You are viewing a plain text version of this content. The canonical link for it is here.
Posted to user@cassandra.apache.org by Héctor Izquierdo Seliva <iz...@strands.com> on 2011/02/21 15:10:15 UTC

Replicate changes from DC1 to DC2, but not from DC2 to DC1

Hi all.

Is there a way (besides changing the code) to replicate data from a Data
center 1 to a Data center 2, but not the other way around? I need to
have a preproduction environment with production data, and ideally with
only a fraction of the data (for example, by key preffixes). I have
poked around StorageProxy and I can make writes in DC2 not replicate to
DC1, and as long as I use DC_QUORUM it stays that way, but it
looks...dangerous. I could do a full key scan but it would take too
long.

Have anybody done something similar?

Thanks!



Re: Replicate changes from DC1 to DC2, but not from DC2 to DC1

Posted by Jonathan Ellis <jb...@gmail.com>.
That would cause a lot of subtle breakage, e.g. confusing Repair.

2011/2/22 Héctor Izquierdo Seliva <iz...@strands.com>:
> El mar, 22-02-2011 a las 08:46 +1300, Aaron Morton escribió:
>> Take a look at the NetworkTopologyStrategy and/or the RackInferringSnitch together they  decide where to place replicas. It's probably not a great idea to muck around with this stuff though.
>>
>> How about a hadoop job to pull out the data you want? It would be a full scan but in parallel.
>
> I looked at that, but correct me If i'm wrong, schema changes are
> distributed to all nodes, and they all have to agree on a version, so I
> can't have a keyspace A in DC1 with NetworkTopologyStrategy with options
> = [{DC1:1,DC2:1}] and the same keyspace in DC2 with options [{DC2:1,
> DC1:0}]. Is that correct?
>
>> Aaron
>>
>> On 22/02/2011, at 3:10 AM, Héctor Izquierdo Seliva <iz...@strands.com> wrote:
>>
>> >
>> > Hi all.
>> >
>> > Is there a way (besides changing the code) to replicate data from a Data
>> > center 1 to a Data center 2, but not the other way around? I need to
>> > have a preproduction environment with production data, and ideally with
>> > only a fraction of the data (for example, by key preffixes). I have
>> > poked around StorageProxy and I can make writes in DC2 not replicate to
>> > DC1, and as long as I use DC_QUORUM it stays that way, but it
>> > looks...dangerous. I could do a full key scan but it would take too
>> > long.
>> >
>> > Have anybody done something similar?
>> >
>> > Thanks!
>> >
>> >
>
>
>



-- 
Jonathan Ellis
Project Chair, Apache Cassandra
co-founder of DataStax, the source for professional Cassandra support
http://www.datastax.com

Re: Replicate changes from DC1 to DC2, but not from DC2 to DC1

Posted by Héctor Izquierdo Seliva <iz...@strands.com>.
El mar, 22-02-2011 a las 08:46 +1300, Aaron Morton escribió:
> Take a look at the NetworkTopologyStrategy and/or the RackInferringSnitch together they  decide where to place replicas. It's probably not a great idea to muck around with this stuff though.
> 
> How about a hadoop job to pull out the data you want? It would be a full scan but in parallel.
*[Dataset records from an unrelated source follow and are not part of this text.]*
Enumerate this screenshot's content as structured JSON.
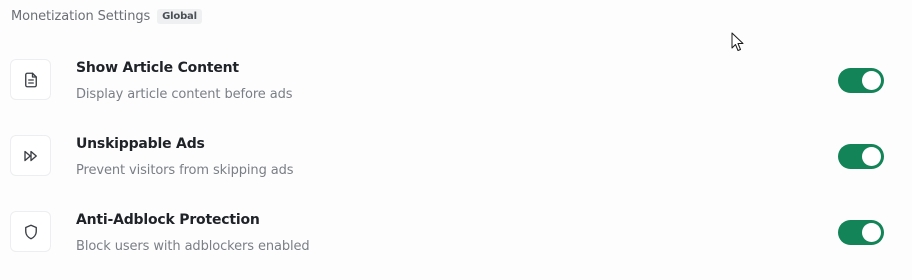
{
  "header": {
    "title": "Monetization Settings",
    "badge": "Global"
  },
  "settings": [
    {
      "title": "Show Article Content",
      "description": "Display article content before ads",
      "icon": "document-icon",
      "enabled": true
    },
    {
      "title": "Unskippable Ads",
      "description": "Prevent visitors from skipping ads",
      "icon": "fast-forward-icon",
      "enabled": true
    },
    {
      "title": "Anti-Adblock Protection",
      "description": "Block users with adblockers enabled",
      "icon": "shield-icon",
      "enabled": true
    }
  ],
  "colors": {
    "toggle_on": "#128457",
    "text_primary": "#1f2328",
    "text_secondary": "#7a7f86"
  }
}
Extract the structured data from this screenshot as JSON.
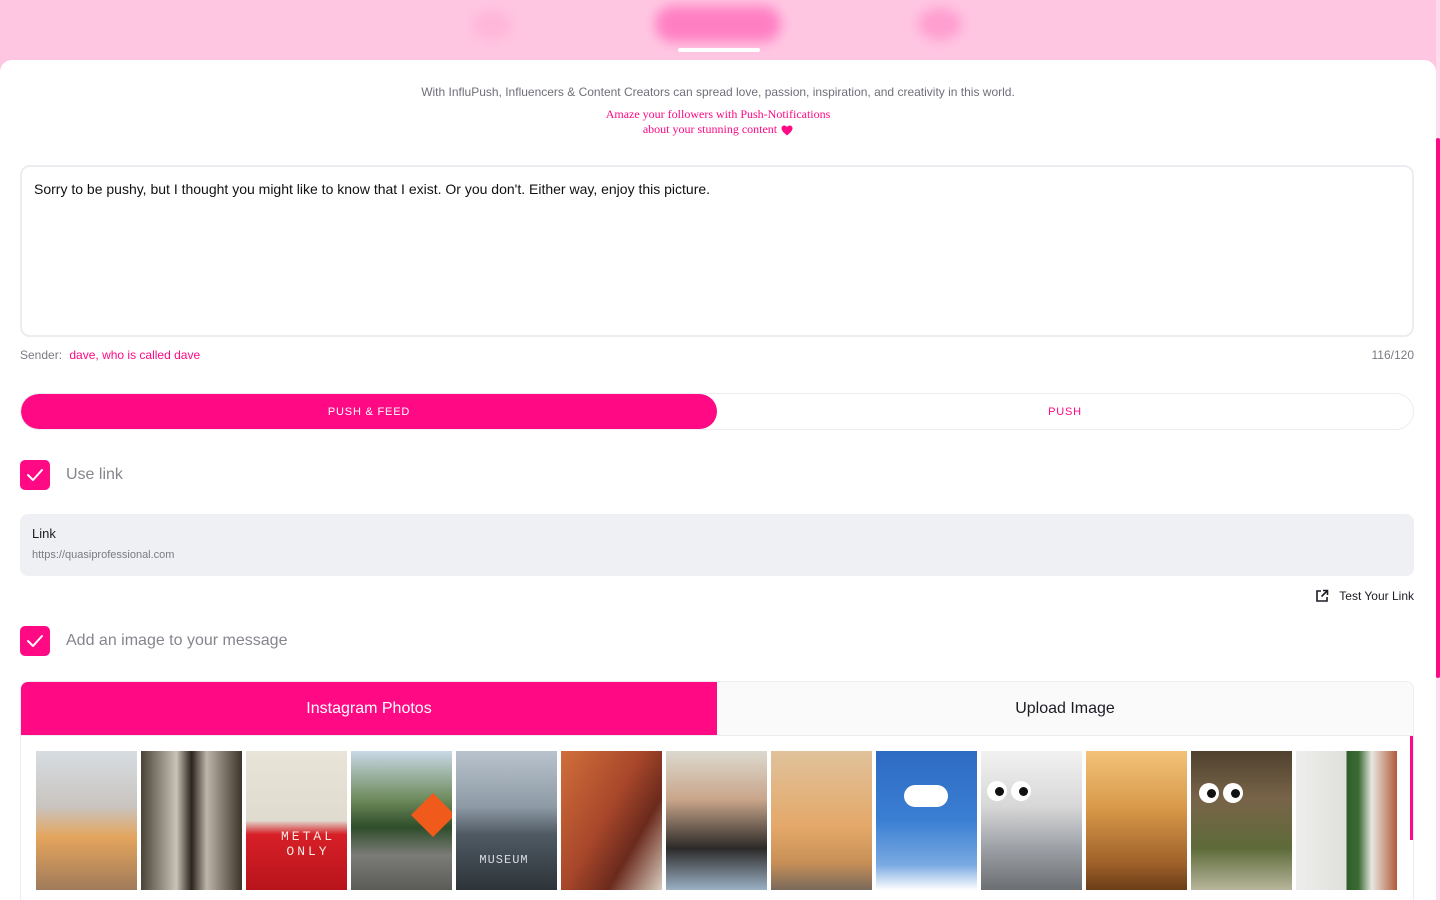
{
  "header": {
    "tagline": "With InfluPush, Influencers & Content Creators can spread love, passion, inspiration, and creativity in this world.",
    "subtag_line1": "Amaze your followers with Push-Notifications",
    "subtag_line2": "about your stunning content"
  },
  "message": {
    "text": "Sorry to be pushy, but I thought you might like to know that I exist. Or you don't. Either way, enjoy this picture.",
    "sender_label": "Sender:",
    "sender_name": "dave, who is called dave",
    "counter": "116/120"
  },
  "mode": {
    "options": [
      "PUSH & FEED",
      "PUSH"
    ],
    "selected": "PUSH & FEED"
  },
  "use_link": {
    "label": "Use link",
    "checked": true
  },
  "link": {
    "label": "Link",
    "value": "https://quasiprofessional.com"
  },
  "test_link": {
    "label": "Test Your Link"
  },
  "add_image": {
    "label": "Add an image to your message",
    "checked": true
  },
  "photo_tabs": {
    "instagram": "Instagram Photos",
    "upload": "Upload Image",
    "selected": "Instagram Photos"
  },
  "thumbs": {
    "t3_line1": "METAL",
    "t3_line2": "ONLY",
    "t5_sign": "MUSEUM"
  },
  "colors": {
    "accent": "#ff0a84",
    "header_bg": "#ffc6e2",
    "field_bg": "#eff0f3"
  }
}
I looked at that, but correct me If i'm wrong, schema changes are
distributed to all nodes, and they all have to agree on a version, so I
can't have a keyspace A in DC1 with NetworkTopologyStrategy with options
= [{DC1:1,DC2:1}] and the same keyspace in DC2 with options [{DC2:1,
DC1:0}]. Is that correct?

> Aaron
> 
> On 22/02/2011, at 3:10 AM, Héctor Izquierdo Seliva <iz...@strands.com> wrote:
> 
> > 
> > Hi all.
> > 
> > Is there a way (besides changing the code) to replicate data from a Data
> > center 1 to a Data center 2, but not the other way around? I need to
> > have a preproduction environment with production data, and ideally with
> > only a fraction of the data (for example, by key preffixes). I have
> > poked around StorageProxy and I can make writes in DC2 not replicate to
> > DC1, and as long as I use DC_QUORUM it stays that way, but it
> > looks...dangerous. I could do a full key scan but it would take too
> > long.
> > 
> > Have anybody done something similar?
> > 
> > Thanks!
> > 
> > 



Re: Replicate changes from DC1 to DC2, but not from DC2 to DC1

Posted by Aaron Morton <aa...@thelastpickle.com>.
Take a look at the NetworkTopologyStrategy and/or the RackInferringSnitch together they  decide where to place replicas. It's probably not a great idea to muck around with this stuff though.

How about a hadoop job to pull out the data you want? It would be a full scan but in parallel.

Aaron

On 22/02/2011, at 3:10 AM, Héctor Izquierdo Seliva <iz...@strands.com> wrote:

> 
> Hi all.
> 
> Is there a way (besides changing the code) to replicate data from a Data
> center 1 to a Data center 2, but not the other way around? I need to
> have a preproduction environment with production data, and ideally with
> only a fraction of the data (for example, by key preffixes). I have
> poked around StorageProxy and I can make writes in DC2 not replicate to
> DC1, and as long as I use DC_QUORUM it stays that way, but it
> looks...dangerous. I could do a full key scan but it would take too
> long.
> 
> Have anybody done something similar?
> 
> Thanks!
> 
>